Deeply saddened but undaunted by these personal tragedies, Alice became manager of the Co-op store and under her leadership it flourished: "I had done most of the buying from the first and understood the business quite well. I did well with it both for myself and the stockholders." Her children helped her. Ellen, 15 when her father died, assumed many of his old responsibilities. She clerked at the store, "tended the horses, cows, and pigs, took her father's place at the table, and did everything...to lighten [her mother's] burdens." Still there were times, like the Christmas of 1887 when all eight children had the measles, that Alice had to cope on her own. Regardless, she always seemed to manage and ultimately provided the best possible opportunities for her children.

Under her direction the Virgin City Co-op continued to thrive, so much so that by the fall of 1894 some of the stockholders had become "jealous," thinking that Alice "was doing too well." Some agitated for her replacement and argued that a new store should be built.
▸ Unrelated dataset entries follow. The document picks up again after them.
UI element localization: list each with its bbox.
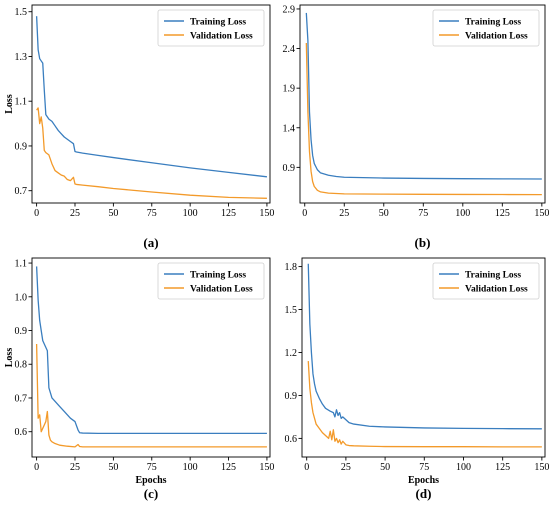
x-tick-label: 75 [419,462,429,473]
y-tick-label: 0.9 [285,391,298,402]
x-tick-label: 100 [183,208,198,219]
y-tick-label: 1.3 [15,52,28,63]
x-tick-label: 125 [495,462,510,473]
y-tick-label: 0.6 [15,427,28,438]
x-tick-label: 125 [495,208,510,219]
y-axis-label: Loss [4,94,15,114]
x-tick-label: 50 [108,462,118,473]
y-tick-label: 0.6 [285,434,298,445]
validation-loss-line [305,43,542,196]
x-tick-label: 25 [70,462,80,473]
legend-entry: Validation Loss [190,285,253,295]
y-tick-label: 1.1 [15,97,28,108]
legend-box [432,262,540,300]
panel-label: (c) [144,486,158,501]
x-tick-label: 50 [379,208,389,219]
y-tick-label: 1.5 [15,7,28,18]
chart-panel-1: 0 25 50 75 100 125 150 0.7 0.9 1.1 1.3 1.5 Loss Train… [4,4,274,250]
x-tick-label: 125 [221,208,236,219]
legend-entry: Training Loss [465,18,521,28]
training-loss-line [307,263,542,430]
x-tick-label: 0 [34,208,39,219]
x-tick-label: 75 [147,462,157,473]
legend-entry: Validation Loss [465,285,528,295]
training-loss-line [35,16,268,178]
legend-box [432,9,540,47]
x-tick-label: 0 [34,462,39,473]
axes-frame [31,4,271,204]
x-tick-label: 25 [70,208,80,219]
y-tick-label: 1.8 [285,262,298,273]
x-tick-label: 25 [341,462,351,473]
y-tick-label: 1.1 [15,259,28,270]
y-tick-label: 0.7 [15,393,28,404]
training-loss-line [305,12,542,180]
legend-entry: Validation Loss [465,32,528,42]
x-tick-label: 50 [108,208,118,219]
x-tick-label: 0 [302,208,307,219]
x-axis-label: Epochs [135,475,166,486]
x-tick-label: 150 [259,462,274,473]
x-tick-label: 150 [534,208,549,219]
y-tick-label: 0.8 [15,360,28,371]
x-tick-label: 0 [304,462,309,473]
y-axis-label: Loss [4,348,15,368]
legend-entry: Training Loss [190,18,246,28]
training-loss-line [35,266,267,435]
legend-box [157,262,265,300]
axes-frame [31,257,271,458]
y-tick-label: 0.9 [283,163,296,174]
x-tick-label: 125 [221,462,236,473]
axes-frame [299,4,546,204]
chart-panel-2: 0 25 50 75 100 125 150 0.9 1.4 1.9 2.4 2.9 Training … [283,4,550,250]
y-tick-label: 0.7 [15,186,28,197]
y-tick-label: 1.2 [285,348,298,359]
legend-entry: Training Loss [190,271,246,281]
validation-loss-line [35,343,267,448]
legend-box [157,9,265,47]
x-axis-label: Epochs [408,475,439,486]
y-tick-label: 1.5 [285,305,298,316]
x-tick-label: 150 [534,462,549,473]
panel-label: (a) [143,235,158,250]
panel-label: (d) [416,486,432,501]
chart-panel-4: 0 25 50 75 100 125 150 0.6 0.9 1.2 1.5 1.8 Epochs Tra… [285,257,549,501]
chart-panel-3: 0 25 50 75 100 125 150 0.6 0.7 0.8 0.9 1.0 1.1 Loss Ep… [4,257,274,501]
y-tick-label: 1.0 [15,292,28,303]
validation-loss-line [36,107,267,199]
x-tick-label: 100 [183,462,198,473]
y-tick-label: 1.9 [283,84,296,95]
legend-entry: Validation Loss [190,32,253,42]
validation-loss-line [307,361,542,448]
x-tick-label: 75 [418,208,428,219]
x-tick-label: 75 [147,208,157,219]
panel-label: (b) [415,235,431,250]
x-tick-label: 100 [456,462,471,473]
x-tick-label: 150 [259,208,274,219]
x-tick-label: 50 [380,462,390,473]
legend-entry: Training Loss [465,271,521,281]
y-tick-label: 0.9 [15,141,28,152]
axes-frame [301,257,546,458]
x-tick-label: 100 [455,208,470,219]
y-tick-label: 2.9 [283,4,296,15]
y-tick-label: 0.9 [15,326,28,337]
y-tick-label: 2.4 [283,44,296,55]
x-tick-label: 25 [339,208,349,219]
y-tick-label: 1.4 [283,123,296,134]
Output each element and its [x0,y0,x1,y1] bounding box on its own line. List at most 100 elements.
The schism that developed among the stockholders left Alice "very much grieved" as the store "was the only way that [she] could see to provide for [her] family." Eventually, "about half" the stockholders withdrew and started a store of their own, which, according to Alice, "never paid a dividend" and "died seventeen hundred dollars in debt."

Alice saw this upheaval as a prime opportunity to leave Virgin City and move where her children could obtain a good education. She reduced the stock in what remained of her store and left Mary, her recently married daughter, in charge. She moved to Provo for three years and enrolled her children in the Brigham Young Academy, taking in boarders to pay expenses.

When she returned to Virgin City in 1898, debt free and her children better educated, townsfolk urged her to revitalize her store; she did and soon "had a nice business again." When oil was discovered near Virgin in 1907 store sales boomed. She also opened her house to boarders, taking in hundreds of oil men over the next year. Then she purchased a sawmill and leased it to experienced operators. With over 500 oil men depending on her for supplies, she stocked the shelves for the fall and winter and stood to turn a huge profit. It all seemed too good to be true--and it was. The Panic of 1907 devastated the national economy, and the oil boom went bust, leaving Alice $5,000 in debt. She patiently collected from townsfolk who owed her money, but not until 1922 was she debt free.

Alice spent the last years of her life near her family, most of whom had established homes in the newly founded community of Hurricane about 10 miles west of Virgin City. She lived in "a neat little house" constructed for herself and soon became involved in community and church activities. She died there on August 6, 1924.

See: William R. Palmer, ed., "Memoirs of Alice Parker Isom," Utah Historical Quarterly 10 (1942).